I have a question for Larry Freeman regarding this proof. Larry, would you be willing to send your e-mail address to me at bdillon@aurora.edu ? My question is a bit long to post as a comment.

Thanks,

Bob Dillon
Aurora, IL
(I wasn't able to find any contact info on this blog site for you)

Bob Dillon said...

Actually, the final result is only the real part of zeta (which is all that's needed to construct the heptadecagon), and the final result cannot be found from step 20. The final result is half of z_1, and that is where the back substitution should start.

Unknown said...

Why is the real part of primitive seventeenth root of unity half of Z-1? Is there any explanation or proof for this?

Bob Dillon said...

I will use "w" for the primitive 17th root of unity (I don't know how to use Greek letters on this blog).
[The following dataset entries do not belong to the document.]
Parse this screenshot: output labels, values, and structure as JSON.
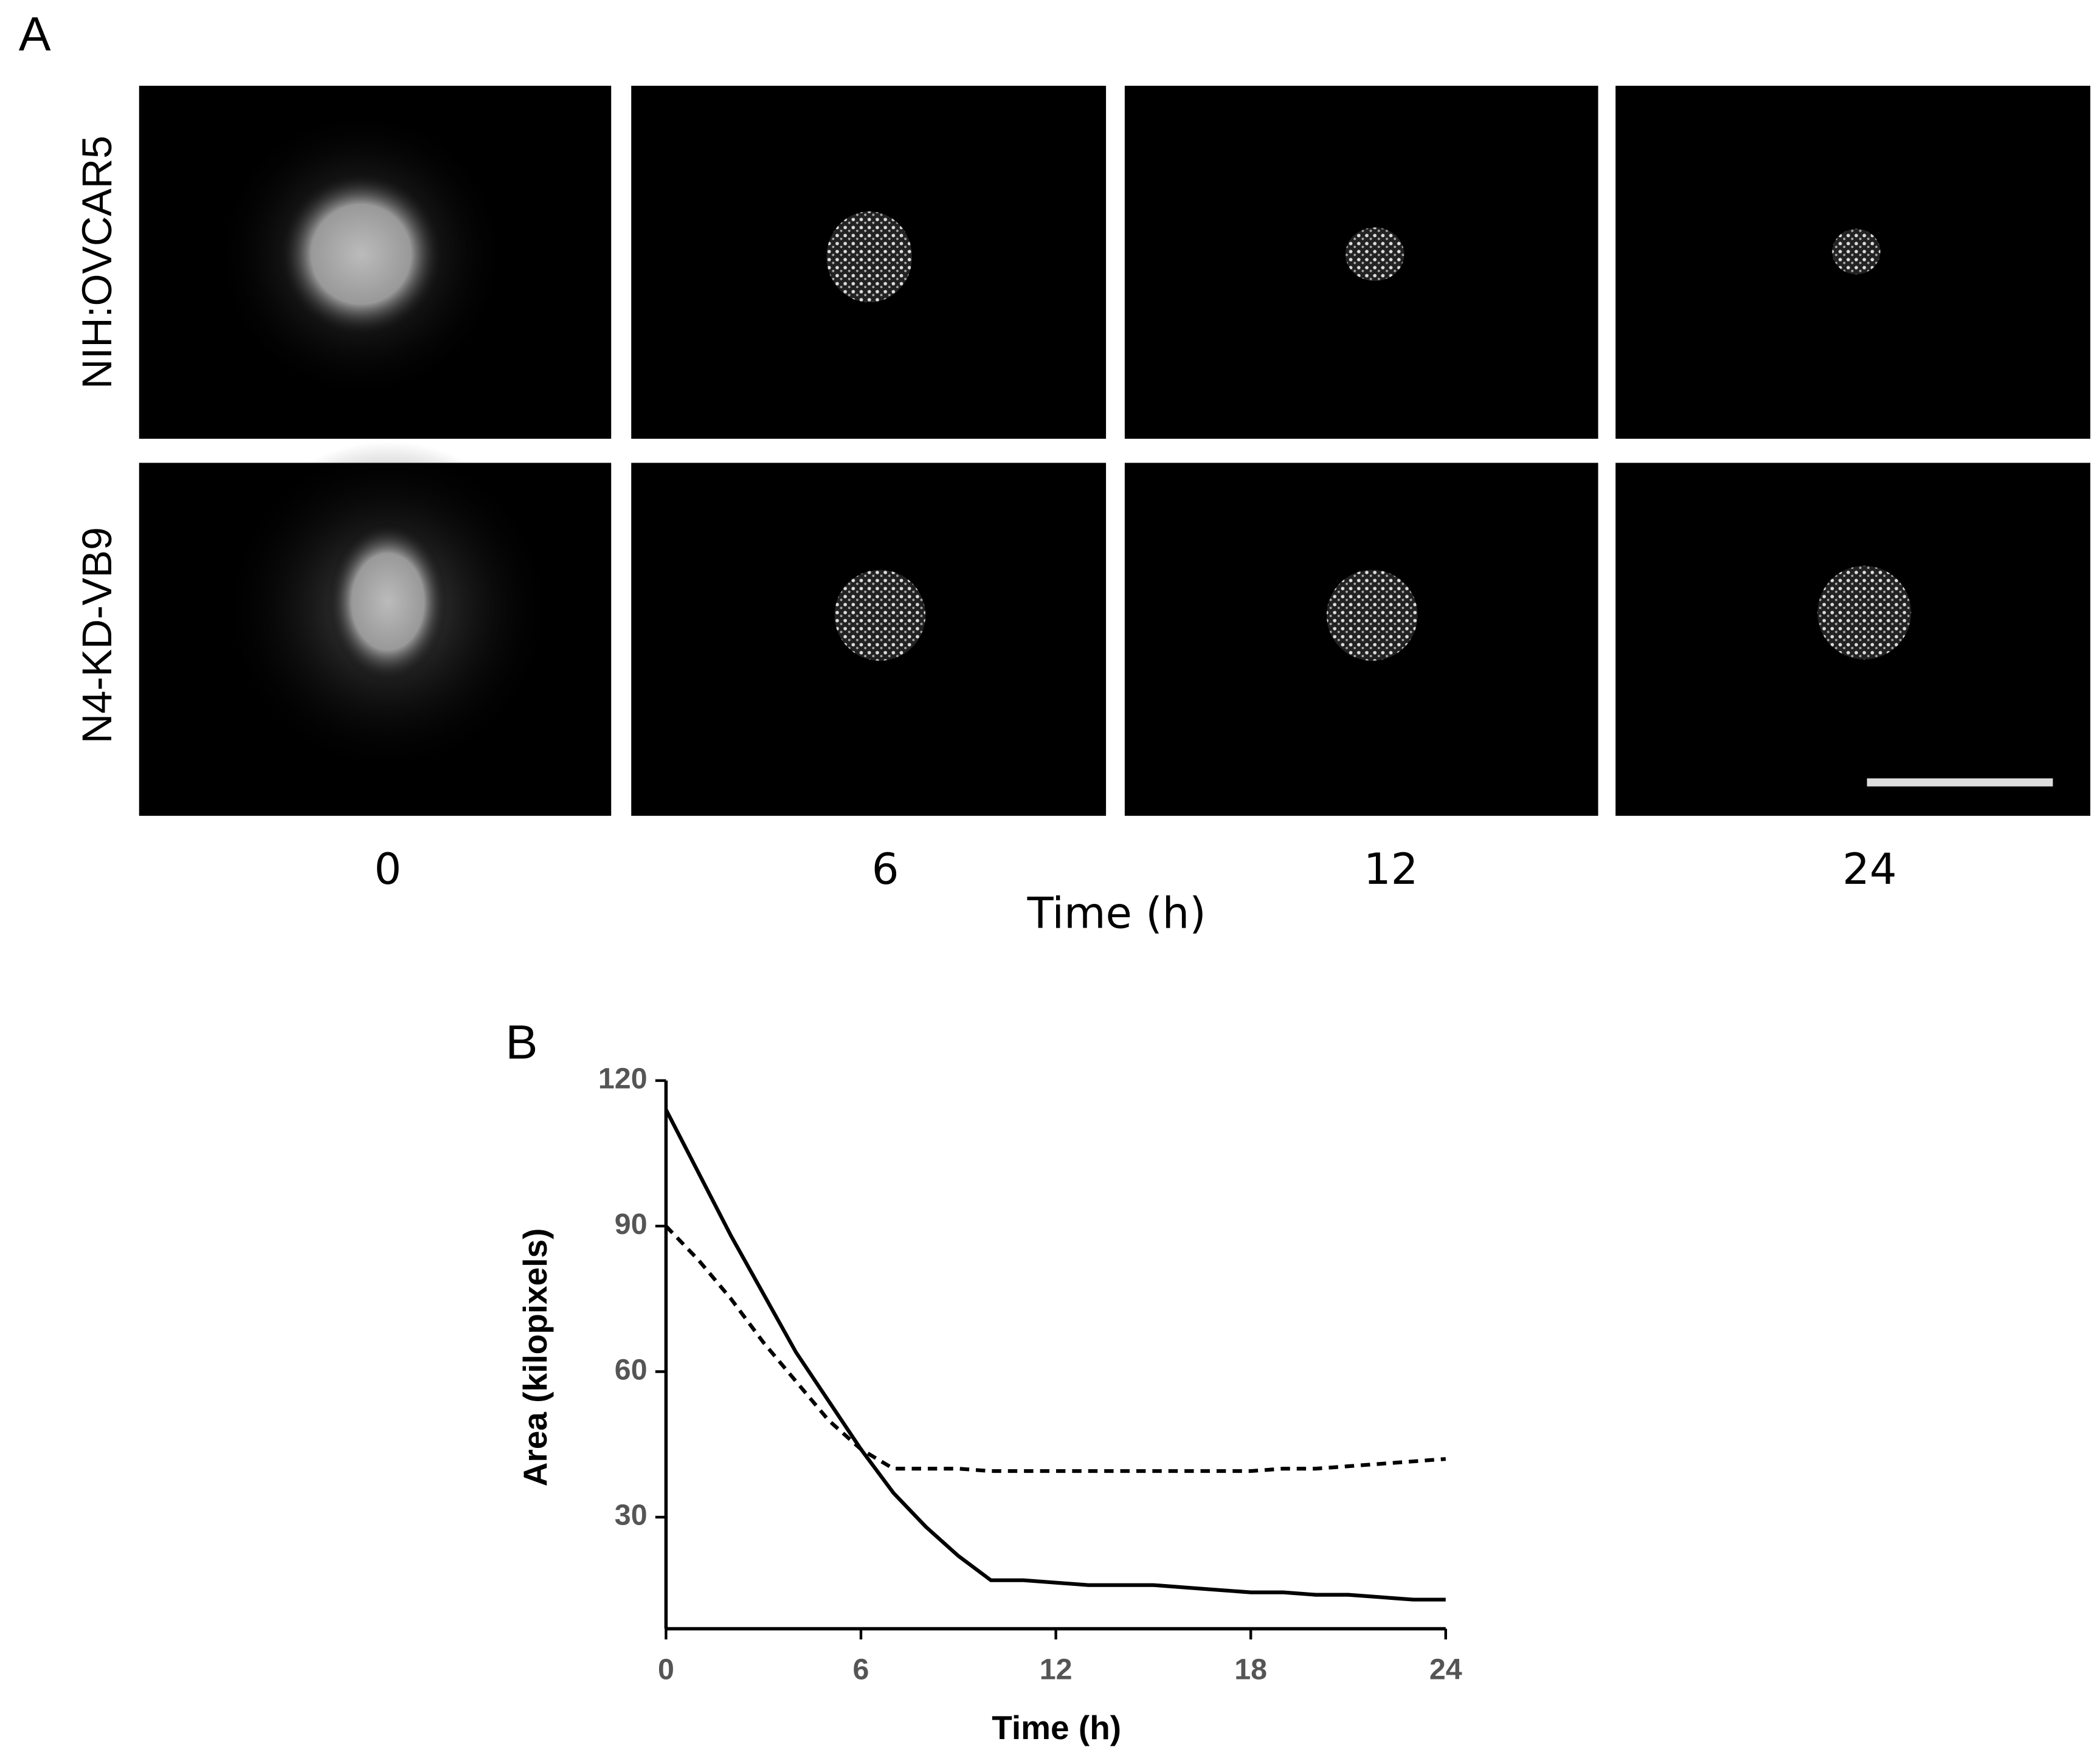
{
  "panel_a": {
    "label": "A",
    "rows": [
      "NIH:OVCAR5",
      "N4-KD-VB9"
    ],
    "columns": [
      "0",
      "6",
      "12",
      "24"
    ],
    "x_label": "Time (h)"
  },
  "panel_b": {
    "label": "B"
  },
  "chart_data": {
    "type": "line",
    "x_label": "Time (h)",
    "y_label": "Area (kilopixels)",
    "x": [
      0,
      1,
      2,
      3,
      4,
      5,
      6,
      7,
      8,
      9,
      10,
      11,
      12,
      13,
      14,
      15,
      16,
      17,
      18,
      19,
      20,
      21,
      22,
      23,
      24
    ],
    "series": [
      {
        "color": "#000000",
        "dashed": false,
        "values": [
          114,
          101,
          88,
          76,
          64,
          54,
          44,
          35,
          28,
          22,
          17,
          17,
          16.5,
          16,
          16,
          16,
          15.5,
          15,
          14.5,
          14.5,
          14,
          14,
          13.5,
          13,
          13
        ]
      },
      {
        "color": "#000000",
        "dashed": true,
        "values": [
          90,
          83,
          75,
          66,
          58,
          50,
          44,
          40,
          40,
          40,
          39.5,
          39.5,
          39.5,
          39.5,
          39.5,
          39.5,
          39.5,
          39.5,
          39.5,
          40,
          40,
          40.5,
          41,
          41.5,
          42
        ]
      }
    ],
    "xlim": [
      0,
      24
    ],
    "xticks": [
      0,
      6,
      12,
      18,
      24
    ],
    "ylim": [
      7,
      120
    ],
    "yticks": [
      30,
      60,
      90,
      120
    ]
  }
}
The primitive 17th root of unity is cos(2*pi/17) + i sin(2*pi/17) [See an article on roots of unity for an explanation]. By DeMoivre's Theorem, w^n = cos(2n*pi/17)+i sin(2n*pi/17) So
w^16 = cos(32*pi/17) + i sin(32*pi/17) = cos(-2*pi/17) + i sin(-2*pi/17) since 32*pi/17 = -2*pi/17 [32*pi/17 measures the angle in the counter-clockwise direction, -2*pi/17 measures it in the clockwise direction] But recall that cos(-A) = cos(A) and sin(-A) = - sin(A), so
w + w^16 = 2*cos(2*pi/17)